I would also do things like hand the kid my keys and say, “Alright, you’re driving, I’ll sit in the booster seat in back,” attempt to feed the kid by putting a spoon up to his ear or his belly button, and attempt to put away his toys in the refrigerator.”

9. I’ll buy you dinner

“When my children were younger, I’d say “Hey if you do _______ (insert chore), then I’ll buy you dinner tonight”

They would get all excited and then go do the chore. Afterwards they’d say, “wait, you buy me dinner everynight” ? “

10. Tricked

“Not a parent but my mother tricked me into learning Spanish by telling me my brother was better at it than I was.”

11. You’re not a rebel

“Not parent. But once was a child (duh..)

Dad saw a pack of cigarettes lying around in my stuff. He was a smoker in his younger years and knew how stupid it was. But, he also was (and still is) a firm believer of “making your own mistakes”.

So instead of giving me shit for buying a pack of cigarettes and telling me how idiotic this habit is, he just gave me shit for having such a shitty lighter and gave me a better one, so that i wouldn’t “embarrass myself”. That was my parents approach to everything that was typical “teen rebel” stuff. Basically killing everything “rebel” about it. It did work almost every time.”

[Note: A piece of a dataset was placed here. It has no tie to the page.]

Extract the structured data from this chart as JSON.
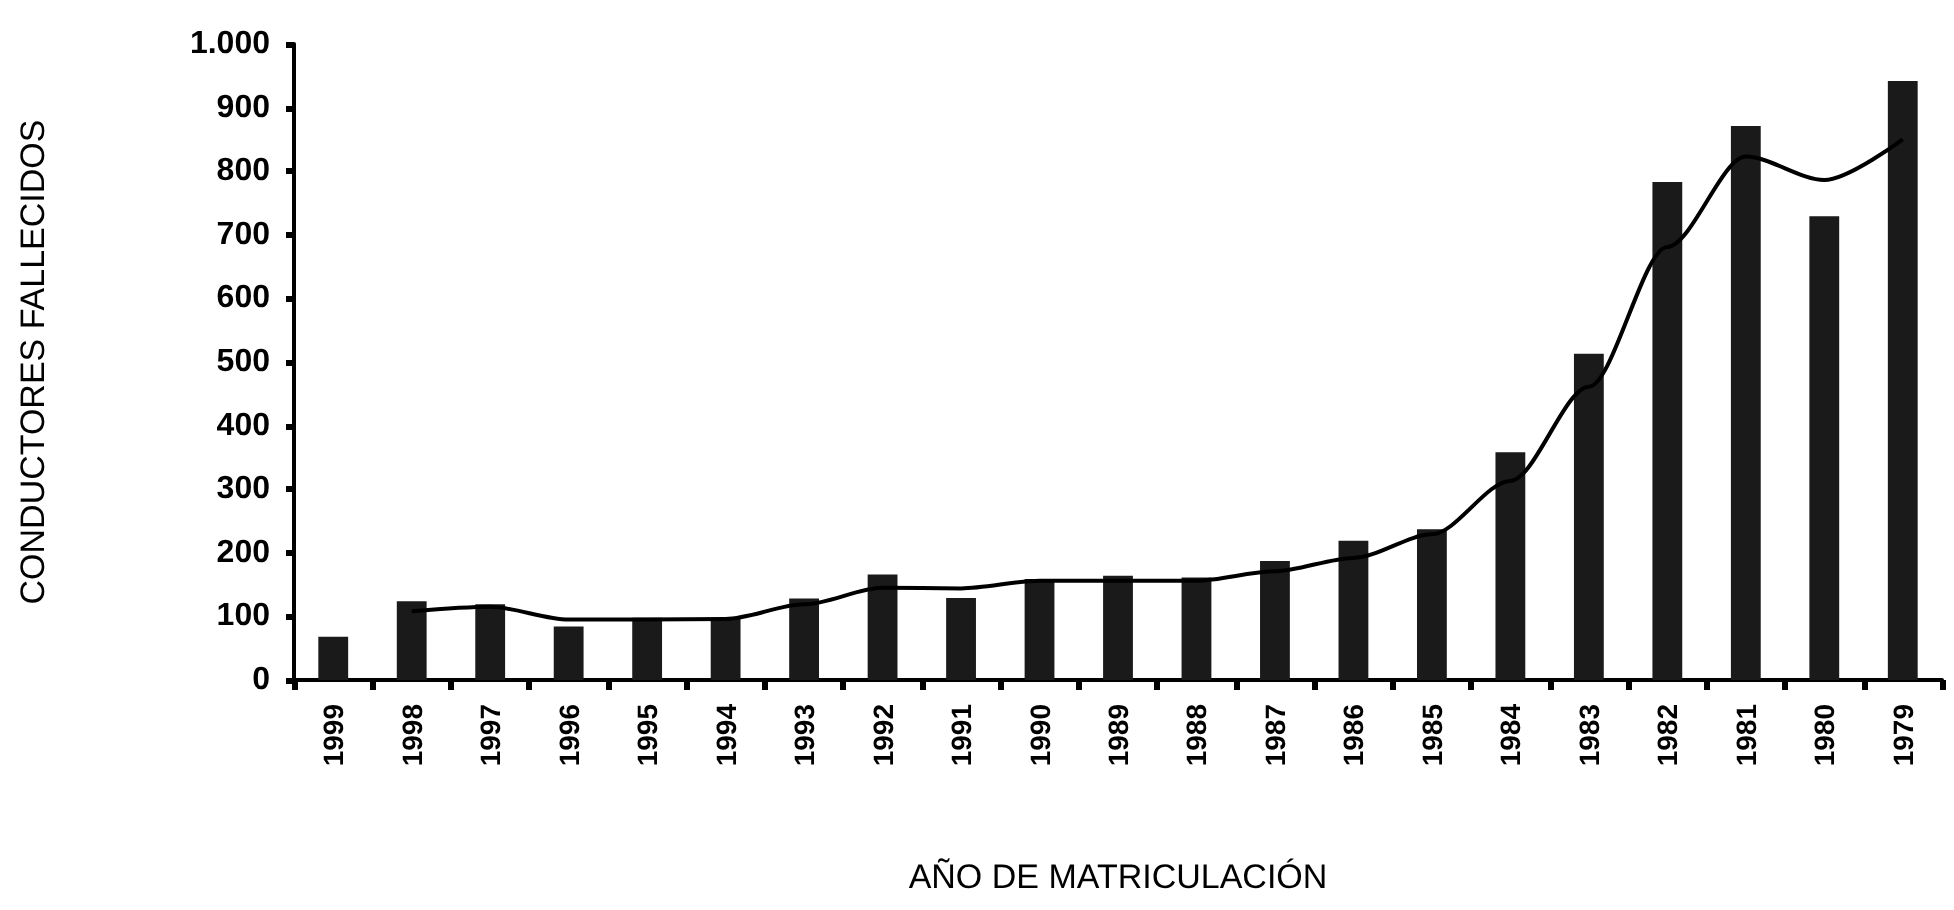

12. That’ll get ’em in there

“No, you cannot take this after school science extra curricular activity. They have robots, lasers, explosions, and other dangerous stuff like that”.

13. Begging

“My mom would tell me she only lets me eat soup after candy and she’d only buy me candy that i didn’t like. After a few times, i stopped trying and begged her to let me eat soup first. She gave me a smirk and told me go ahead. This doesn’t sound as evil as it was. But trust me i suffered.”

14. Just say no

“When I was in 5th grade, I won the DARE Medal and got to speak at DARE graduation. When I showed my mom the medal, she laughed and said, “aw, that’s cute, we’ll see how you feel about drugs in high school.” That pissed me off to no end, so I never did drugs, just to prove my mom wrong.”

15. No salad for you

“One of my best friends through childhood used to be punished with no salad if she misbehaved. She cherishes salad now and would always try to eat as much as possible during school lunch. Coincidentally, her now husband used to be punished with no books, it had the same effect. I think it’s hilarious that they’d be hitting the salad bar and library like some black market their narc parents couldn’t reach hahaha.”